Leadership Potential
For more senior data scientist roles, companies look for leadership, mentorship, and project management abilities. Responsibilities may include:
- Leading a team of more junior data scientists.
- Developing standards, best practices, and governance for data analytics.
- Driving adoption of data science results across the organization.
- Coaching analysts and building data/analytics skillsets.
- Scoping, planning, and executing complex analytical initiatives.
- Representing data science at the executive level.
Solid data science skills must be coupled with the ability to lead projects, build teams, and influence executives. Companies want well-rounded senior data scientists with both technical expertise and leadership presence.
Tools and Platforms
Here are some of the most common data science tools and platforms that companies look for experience with:
Category | Tools |
---|---|
Programming Languages | Python, R, SQL, Scala, Java, Julia, MATLAB |
Statistics/Data Visualization | Pandas, NumPy, SciPy, Matplotlib, Seaborn, ggplot2, Tableau, Power BI, Qlik, D3.js |
Machine Learning | scikit-learn, TensorFlow, PyTorch, Keras, Spark MLlib, H2O, SageMaker |
Big Data | Hadoop, Spark, Kafka, Flink, Cassandra, Hive, Presto |
Cloud Platforms | AWS, GCP, Azure, Databricks, Snowflake |
While not every company uses the same tool stack, these are among the most popular data science platforms. Experience with the relevant tools used at the company is valued highly.
Certificates and Continued Learning
Finally, companies look for a commitment to continuous learning and professional development in data science candidates. This may include:
- Relevant certificates from programs like Coursera, Udacity, edX, etc.
- Participation in Kaggle competitions, analytics challenges/hackathons.
- Attendance at data conferences and meetups.
- Contributions to open source data projects.
- Activity writing blogs, tutorials, books related to data science.
- Maintaining an up-to-date awareness of emerging data technologies and techniques.
Data science evolves rapidly. Companies want self-motivated candidates who actively build their skills and remain on top of industry trends.
Conclusion
Data scientists must wear many hats.

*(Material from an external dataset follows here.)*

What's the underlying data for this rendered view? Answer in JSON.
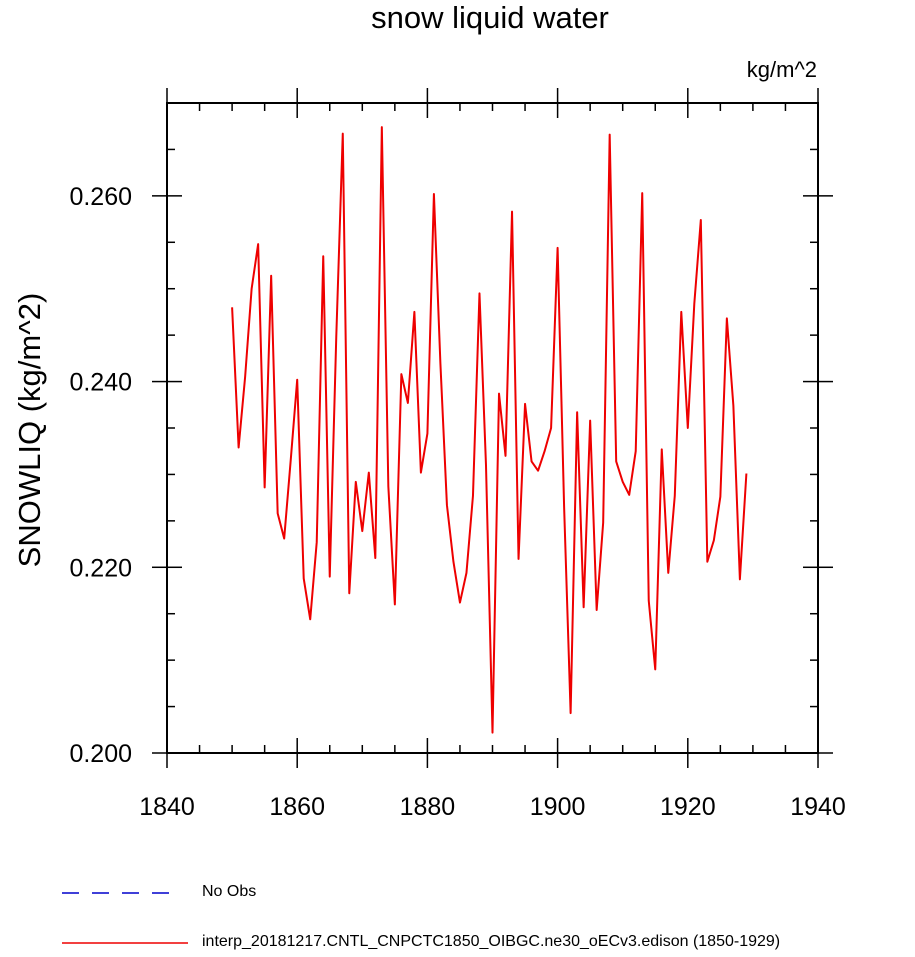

They need a solid foundation in technical areas like statistics, programming, and machine learning. Hands-on experience applying analytics to real business problems provides a competitive edge. Strong communication skills are critical for relaying complex insights. Creative thinking and business acumen drive high-impact work. And passion for continuous learning keeps data scientists up-to-date and expanding their toolkit.
Companies seek candidates with a balanced blend of technical depth, business savvy, communication ability, and leadership potential to deliver tangible value from data analytics.